Menü Üye Giriş

Şifre Sıfırla · Kayıt Ol




'Stalin ve Demokrasi - Trotskiy ve Naziler' (Ogün Eratalay)


Yazılama Yayınlarından çıkan bu kitabın adının aslında insanı yanılttığıyla başlamalıyım. Aslında iki farklı uzunca makale ve iki küçük yazının birleşmesinden oluşan kitap benzer temalara sahip kısa filmlerin birleşmesinden oluşan sinema filmlerine benziyor.
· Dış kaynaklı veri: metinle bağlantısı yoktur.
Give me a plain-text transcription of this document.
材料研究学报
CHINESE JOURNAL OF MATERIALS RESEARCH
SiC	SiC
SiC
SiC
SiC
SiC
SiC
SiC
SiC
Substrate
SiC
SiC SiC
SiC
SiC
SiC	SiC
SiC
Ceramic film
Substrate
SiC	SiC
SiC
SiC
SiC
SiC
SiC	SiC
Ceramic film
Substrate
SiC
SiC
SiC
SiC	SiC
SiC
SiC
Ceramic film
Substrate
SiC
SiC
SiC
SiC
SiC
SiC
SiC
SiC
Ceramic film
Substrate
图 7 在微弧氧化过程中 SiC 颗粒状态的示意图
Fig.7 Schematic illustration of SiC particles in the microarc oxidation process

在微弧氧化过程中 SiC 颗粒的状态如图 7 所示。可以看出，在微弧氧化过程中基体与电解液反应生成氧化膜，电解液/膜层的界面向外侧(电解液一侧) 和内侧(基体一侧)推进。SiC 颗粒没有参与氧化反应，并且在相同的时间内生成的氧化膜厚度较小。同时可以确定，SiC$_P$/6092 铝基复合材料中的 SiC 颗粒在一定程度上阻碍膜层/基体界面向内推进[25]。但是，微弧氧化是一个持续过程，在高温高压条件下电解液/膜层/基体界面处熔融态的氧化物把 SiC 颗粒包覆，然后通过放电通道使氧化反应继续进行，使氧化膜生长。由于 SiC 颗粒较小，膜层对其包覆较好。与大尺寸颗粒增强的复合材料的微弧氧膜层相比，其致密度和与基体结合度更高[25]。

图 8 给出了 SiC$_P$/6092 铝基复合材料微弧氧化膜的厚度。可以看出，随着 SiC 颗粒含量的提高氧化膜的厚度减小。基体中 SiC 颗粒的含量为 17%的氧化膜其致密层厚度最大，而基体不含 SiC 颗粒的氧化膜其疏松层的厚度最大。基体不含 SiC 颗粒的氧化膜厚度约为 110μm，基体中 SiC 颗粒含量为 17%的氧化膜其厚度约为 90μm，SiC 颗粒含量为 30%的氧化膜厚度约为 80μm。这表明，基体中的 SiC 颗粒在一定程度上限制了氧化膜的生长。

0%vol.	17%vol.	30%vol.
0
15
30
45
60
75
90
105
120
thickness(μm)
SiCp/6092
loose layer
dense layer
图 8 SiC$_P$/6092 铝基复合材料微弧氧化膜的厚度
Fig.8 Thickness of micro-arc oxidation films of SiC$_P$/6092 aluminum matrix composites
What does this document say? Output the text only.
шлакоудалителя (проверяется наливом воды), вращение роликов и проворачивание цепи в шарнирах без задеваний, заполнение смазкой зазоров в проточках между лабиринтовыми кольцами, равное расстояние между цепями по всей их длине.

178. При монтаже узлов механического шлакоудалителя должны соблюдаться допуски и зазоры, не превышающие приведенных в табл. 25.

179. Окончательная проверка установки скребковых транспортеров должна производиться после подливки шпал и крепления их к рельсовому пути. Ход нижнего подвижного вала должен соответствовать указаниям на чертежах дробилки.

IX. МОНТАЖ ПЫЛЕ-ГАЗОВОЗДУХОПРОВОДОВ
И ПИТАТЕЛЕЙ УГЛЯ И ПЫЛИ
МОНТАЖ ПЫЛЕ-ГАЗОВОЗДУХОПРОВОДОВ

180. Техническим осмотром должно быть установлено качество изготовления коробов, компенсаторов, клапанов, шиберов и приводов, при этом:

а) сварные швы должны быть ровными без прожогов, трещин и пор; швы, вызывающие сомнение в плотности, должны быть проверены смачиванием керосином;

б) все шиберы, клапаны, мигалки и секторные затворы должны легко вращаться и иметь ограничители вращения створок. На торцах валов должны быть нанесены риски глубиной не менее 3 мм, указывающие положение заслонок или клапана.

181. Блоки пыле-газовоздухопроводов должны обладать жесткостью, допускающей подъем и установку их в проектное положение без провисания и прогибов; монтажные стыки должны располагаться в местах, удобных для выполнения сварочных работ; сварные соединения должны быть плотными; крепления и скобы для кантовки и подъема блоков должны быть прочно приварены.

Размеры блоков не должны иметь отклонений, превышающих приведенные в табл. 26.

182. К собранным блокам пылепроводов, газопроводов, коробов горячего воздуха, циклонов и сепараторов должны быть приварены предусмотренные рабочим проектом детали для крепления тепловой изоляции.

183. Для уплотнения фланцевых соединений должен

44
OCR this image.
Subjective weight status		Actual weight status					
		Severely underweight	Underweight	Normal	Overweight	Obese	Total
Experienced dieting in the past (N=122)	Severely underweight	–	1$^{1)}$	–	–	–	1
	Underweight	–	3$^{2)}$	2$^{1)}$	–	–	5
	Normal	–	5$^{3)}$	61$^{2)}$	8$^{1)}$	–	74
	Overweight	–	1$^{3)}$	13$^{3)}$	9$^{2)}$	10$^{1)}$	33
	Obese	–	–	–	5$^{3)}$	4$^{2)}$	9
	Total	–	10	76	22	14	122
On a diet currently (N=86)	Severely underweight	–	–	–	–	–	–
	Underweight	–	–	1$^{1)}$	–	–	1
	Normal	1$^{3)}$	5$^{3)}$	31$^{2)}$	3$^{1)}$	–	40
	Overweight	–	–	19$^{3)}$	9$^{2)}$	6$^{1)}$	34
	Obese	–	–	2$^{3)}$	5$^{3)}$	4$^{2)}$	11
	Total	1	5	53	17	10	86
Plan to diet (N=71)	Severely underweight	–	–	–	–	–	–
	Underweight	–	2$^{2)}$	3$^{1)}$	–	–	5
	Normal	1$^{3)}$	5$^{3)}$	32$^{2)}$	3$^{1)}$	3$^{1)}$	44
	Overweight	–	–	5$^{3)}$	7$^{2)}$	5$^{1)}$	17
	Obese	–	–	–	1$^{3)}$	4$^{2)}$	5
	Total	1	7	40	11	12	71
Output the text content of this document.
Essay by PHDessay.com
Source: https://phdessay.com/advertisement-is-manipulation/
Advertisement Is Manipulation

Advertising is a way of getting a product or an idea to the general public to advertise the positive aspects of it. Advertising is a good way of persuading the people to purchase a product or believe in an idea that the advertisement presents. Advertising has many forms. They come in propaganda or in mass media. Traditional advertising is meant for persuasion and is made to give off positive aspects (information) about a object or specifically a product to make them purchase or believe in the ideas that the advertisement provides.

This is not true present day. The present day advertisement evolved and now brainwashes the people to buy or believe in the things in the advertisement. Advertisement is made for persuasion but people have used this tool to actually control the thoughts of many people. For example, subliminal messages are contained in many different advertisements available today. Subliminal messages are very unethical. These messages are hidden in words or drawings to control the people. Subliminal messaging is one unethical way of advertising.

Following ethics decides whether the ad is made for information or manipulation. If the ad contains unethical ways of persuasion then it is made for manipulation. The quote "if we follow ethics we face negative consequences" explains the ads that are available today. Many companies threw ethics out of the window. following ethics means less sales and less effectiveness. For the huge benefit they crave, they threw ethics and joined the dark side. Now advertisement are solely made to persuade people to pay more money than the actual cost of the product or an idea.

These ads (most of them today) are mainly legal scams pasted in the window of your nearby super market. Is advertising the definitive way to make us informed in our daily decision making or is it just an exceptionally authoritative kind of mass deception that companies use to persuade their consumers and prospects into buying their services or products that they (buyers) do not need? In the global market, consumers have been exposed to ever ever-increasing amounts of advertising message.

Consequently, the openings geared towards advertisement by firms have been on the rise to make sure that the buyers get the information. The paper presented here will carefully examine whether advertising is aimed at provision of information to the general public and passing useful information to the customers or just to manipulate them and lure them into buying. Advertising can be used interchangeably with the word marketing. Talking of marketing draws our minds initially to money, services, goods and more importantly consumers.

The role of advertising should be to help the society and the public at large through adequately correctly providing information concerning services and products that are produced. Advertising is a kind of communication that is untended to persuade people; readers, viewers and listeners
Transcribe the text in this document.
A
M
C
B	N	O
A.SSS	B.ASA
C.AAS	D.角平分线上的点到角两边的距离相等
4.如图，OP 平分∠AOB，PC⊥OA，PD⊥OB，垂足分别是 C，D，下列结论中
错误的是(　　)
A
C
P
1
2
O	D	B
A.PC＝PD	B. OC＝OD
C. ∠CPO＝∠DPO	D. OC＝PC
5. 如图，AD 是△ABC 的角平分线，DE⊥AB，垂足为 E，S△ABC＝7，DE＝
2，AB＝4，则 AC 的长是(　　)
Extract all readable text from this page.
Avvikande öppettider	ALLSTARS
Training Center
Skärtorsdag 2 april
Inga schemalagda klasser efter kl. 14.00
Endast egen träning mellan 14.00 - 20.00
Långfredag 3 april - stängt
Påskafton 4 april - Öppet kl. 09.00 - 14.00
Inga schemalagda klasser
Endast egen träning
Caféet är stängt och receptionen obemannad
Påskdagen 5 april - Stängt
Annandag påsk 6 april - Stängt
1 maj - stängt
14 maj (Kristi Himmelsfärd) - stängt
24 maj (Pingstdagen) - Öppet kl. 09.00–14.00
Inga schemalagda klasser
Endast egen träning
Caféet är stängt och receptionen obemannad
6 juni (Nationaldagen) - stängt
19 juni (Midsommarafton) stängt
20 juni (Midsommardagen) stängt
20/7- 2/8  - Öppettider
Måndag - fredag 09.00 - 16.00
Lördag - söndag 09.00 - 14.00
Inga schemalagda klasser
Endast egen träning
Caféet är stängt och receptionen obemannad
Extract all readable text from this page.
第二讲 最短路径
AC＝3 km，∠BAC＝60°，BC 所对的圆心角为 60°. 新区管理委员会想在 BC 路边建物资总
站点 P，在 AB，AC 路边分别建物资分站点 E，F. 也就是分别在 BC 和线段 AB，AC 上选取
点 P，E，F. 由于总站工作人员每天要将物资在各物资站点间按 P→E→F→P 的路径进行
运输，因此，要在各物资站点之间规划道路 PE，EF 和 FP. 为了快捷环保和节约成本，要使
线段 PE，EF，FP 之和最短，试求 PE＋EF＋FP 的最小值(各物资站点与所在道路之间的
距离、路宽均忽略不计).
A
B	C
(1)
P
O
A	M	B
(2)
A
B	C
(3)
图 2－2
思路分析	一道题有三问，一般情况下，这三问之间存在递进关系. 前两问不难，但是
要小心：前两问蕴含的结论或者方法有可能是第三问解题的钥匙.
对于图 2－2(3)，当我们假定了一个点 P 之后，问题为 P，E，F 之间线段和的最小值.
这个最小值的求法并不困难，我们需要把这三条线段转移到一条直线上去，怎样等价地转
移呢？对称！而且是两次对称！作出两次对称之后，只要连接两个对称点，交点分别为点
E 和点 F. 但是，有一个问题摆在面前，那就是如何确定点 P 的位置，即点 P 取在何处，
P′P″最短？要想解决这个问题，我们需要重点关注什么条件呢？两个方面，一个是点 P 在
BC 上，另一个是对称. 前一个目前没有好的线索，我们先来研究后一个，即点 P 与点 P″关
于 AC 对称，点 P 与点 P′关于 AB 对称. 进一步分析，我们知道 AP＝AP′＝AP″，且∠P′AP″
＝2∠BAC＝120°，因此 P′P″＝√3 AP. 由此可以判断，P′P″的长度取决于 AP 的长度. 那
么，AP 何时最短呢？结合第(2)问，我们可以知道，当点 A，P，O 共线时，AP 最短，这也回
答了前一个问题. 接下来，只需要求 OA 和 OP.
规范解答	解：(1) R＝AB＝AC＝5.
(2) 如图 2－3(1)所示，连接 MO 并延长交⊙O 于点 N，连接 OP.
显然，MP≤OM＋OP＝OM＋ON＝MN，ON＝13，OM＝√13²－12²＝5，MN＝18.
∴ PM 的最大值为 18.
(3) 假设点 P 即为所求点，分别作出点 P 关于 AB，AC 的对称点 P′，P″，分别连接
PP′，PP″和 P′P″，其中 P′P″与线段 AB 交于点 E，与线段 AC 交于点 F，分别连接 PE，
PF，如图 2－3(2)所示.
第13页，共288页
Konuya birazdan dönmek üzere kısaca yazar hakkında bilgi vermek isterim. Grover Furr 1944 doğumlu bir ABD vatandaşı akademisyen. Uzmanlık alanı Orta Çağ İngiliz edebiyatı olan akademisyen özellikle Rusça bilgisinin yardımıyla Stalin dönemi Sovyet tarihine merak sarmış. Sorgulayıcı özelliğiyle daha önce girilmeyen tabu alanlarda klasik Soğuk Savaş tarih anlayışının ipliğini pazara çıkartınca da “Stalinist” ilan edilmiş bir “marjinal”. O kadar ki, anne babası ABD Komünist Partisi üyesi olan dönek solcu muhafazakar David Horowitz yazarımızı ABD’deki en tehlikeli 101 akademisyen arasında saymış. Herhalde kendisi bu listede olmayı onur sayıyordum, kitaba dönersek...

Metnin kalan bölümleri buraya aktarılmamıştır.